Although his school had no position for a teacher of English language learners, Brewer sought the necessary certification to instruct the small English language learner student population of three that he knew of. He took the ESL Praxis exam. “I figured, if I get certified, then show up and say I’m ready to go, they’d be more willing to accept me,” Brewer said. And he was right. In February, the school’s principal agreed to allow Brewer to take the students out of class twice a week for 50 minutes of one-on-one work.

Every day, Brewer would trek from one side of campus to the other to find one of those students, and then together they would head back to Brewer’s office, with each long walk becoming a lesson.

“What are those white things in the sky?” Brewer would ask a student, as they crossed an outdoor corridor.

“Clouds.”

“Good, now say that in a complete sentence.”

That was last school year. This year, thanks in part to his advocacy, Brewer is filling the newly-created role of Clarksdale Municipal School District English Learner Coordinator. There are now an estimated 10 students who have moved from Yemen to Clarksdale, Brewer said. There’s also around 10 primarily Spanish-speaking students in the district. “You just don’t know what gaps you’re going to see until you start doing the work,” Brewer said.

So that he can be his high school’s football kicker this year, Mohamed Moggali (far left) takes time off from helping his 18-year-old brother, Ahmed, and his father, Hezam, (center) run their family business, a Tiger Mart. His brother Fares (right) is 10. Rory Doyle

But Brewer does not assume that because students are immigrants, they necessarily lack English proficiency, especially students who immigrated when very young. About half of all immigrants ages 5 and older are English proficient, according to Pew Research surveys.

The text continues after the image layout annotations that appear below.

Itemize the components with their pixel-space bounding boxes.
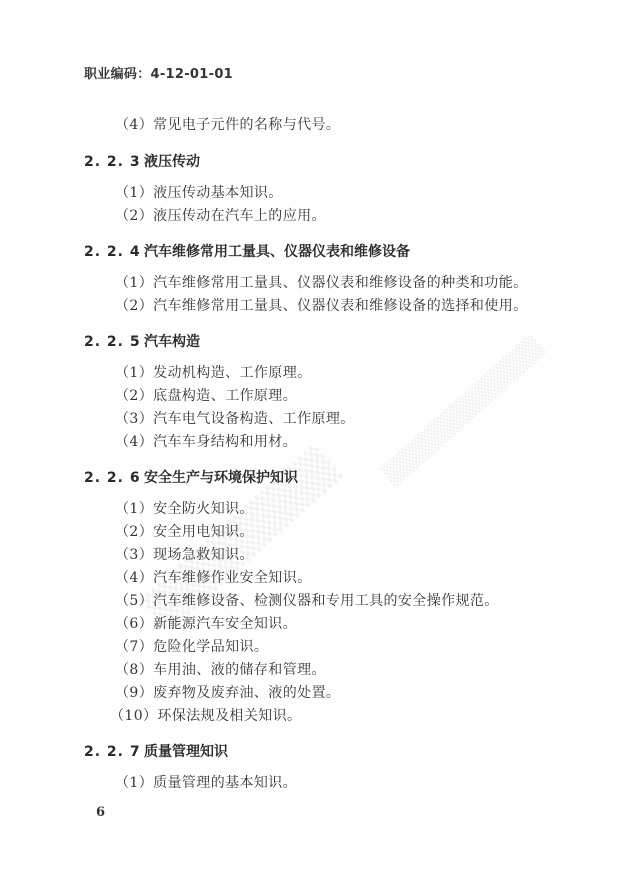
list-item: （1）液压传动基本知识。	[115, 182, 283, 202]
section-heading-2-2-4: 2. 2. 4汽车维修常用工量具、仪器仪表和维修设备	[84, 241, 410, 261]
section-heading-2-2-6: 2. 2. 6安全生产与环境保护知识	[84, 467, 298, 487]
list-item: （6）新能源汽车安全知识。	[115, 613, 297, 633]
list-item: （1）质量管理的基本知识。	[115, 772, 297, 792]
list-item: （2）汽车维修常用工量具、仪器仪表和维修设备的选择和使用。	[115, 295, 528, 315]
list-item: （9）废弃物及废弃油、液的处置。	[115, 682, 340, 702]
watermark: ▒▒▒▒▒▒▒▒▒▒▒▒	[380, 334, 548, 488]
section-heading-2-2-3: 2. 2. 3液压传动	[84, 151, 200, 171]
list-item: （4）常见电子元件的名称与代号。	[115, 114, 340, 134]
list-item: （1）安全防火知识。	[115, 498, 254, 518]
list-item: （2）底盘构造、工作原理。	[115, 385, 297, 405]
list-item: （7）危险化学品知识。	[115, 636, 268, 656]
list-item: （2）液压传动在汽车上的应用。	[115, 205, 326, 225]
list-item: （1）汽车维修常用工量具、仪器仪表和维修设备的种类和功能。	[115, 272, 528, 292]
list-item: （10）环保法规及相关知识。	[115, 705, 301, 725]
list-item: （4）汽车维修作业安全知识。	[115, 567, 312, 587]
list-item: （3）汽车电气设备构造、工作原理。	[115, 408, 355, 428]
document-page: ▒▒▒▒▒▒▒▒ ▒▒▒▒▒▒▒▒▒▒▒▒ 职业编码：4-12-01-01 （4…	[0, 0, 630, 883]
list-item: （5）汽车维修设备、检测仪器和专用工具的安全操作规范。	[115, 590, 499, 610]
list-item: （3）现场急救知识。	[115, 544, 254, 564]
list-item: （2）安全用电知识。	[115, 521, 254, 541]
list-item: （4）汽车车身结构和用材。	[115, 431, 297, 451]
section-heading-2-2-5: 2. 2. 5汽车构造	[84, 331, 200, 351]
section-heading-2-2-7: 2. 2. 7质量管理知识	[84, 741, 228, 761]
occupation-code-header: 职业编码：4-12-01-01	[84, 63, 233, 82]
list-item: （8）车用油、液的储存和管理。	[115, 659, 326, 679]
page-number: 6	[96, 805, 105, 820]
list-item: （1）发动机构造、工作原理。	[115, 362, 312, 382]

Brewer now spends about half his time working to ensure that the district’s eight schools are following federal regulations, with at least one English language instructor on staff, and with students getting 50 minutes a day of direct English instruction through individualized learning plans.

“I have been surprised by how much legal paperwork and documentation I have had to do for this job,” he said. “I’m making sure that I am creating systems around all of it so that when the next person comes in,” he or she can “get right to teaching.”

Brewer still also works with those first three students from Yemen. Mohamed Moggali, now in ninth grade, is improving his verbal skills by talking to customers at his family’s convenience store. Brewer, meanwhile, is watching Mohamed and his 10-year-old brother, Fares, grow fluent enough in English to begin making friends. Brewer did not expect still to be teaching this year, with his two-year corps commitment behind him. Something–actually a group of someones–convinced him to defer studying public policy at the University of Chicago.

He says, “These students are amazing people who, with just a little bit of services, can spring to success.”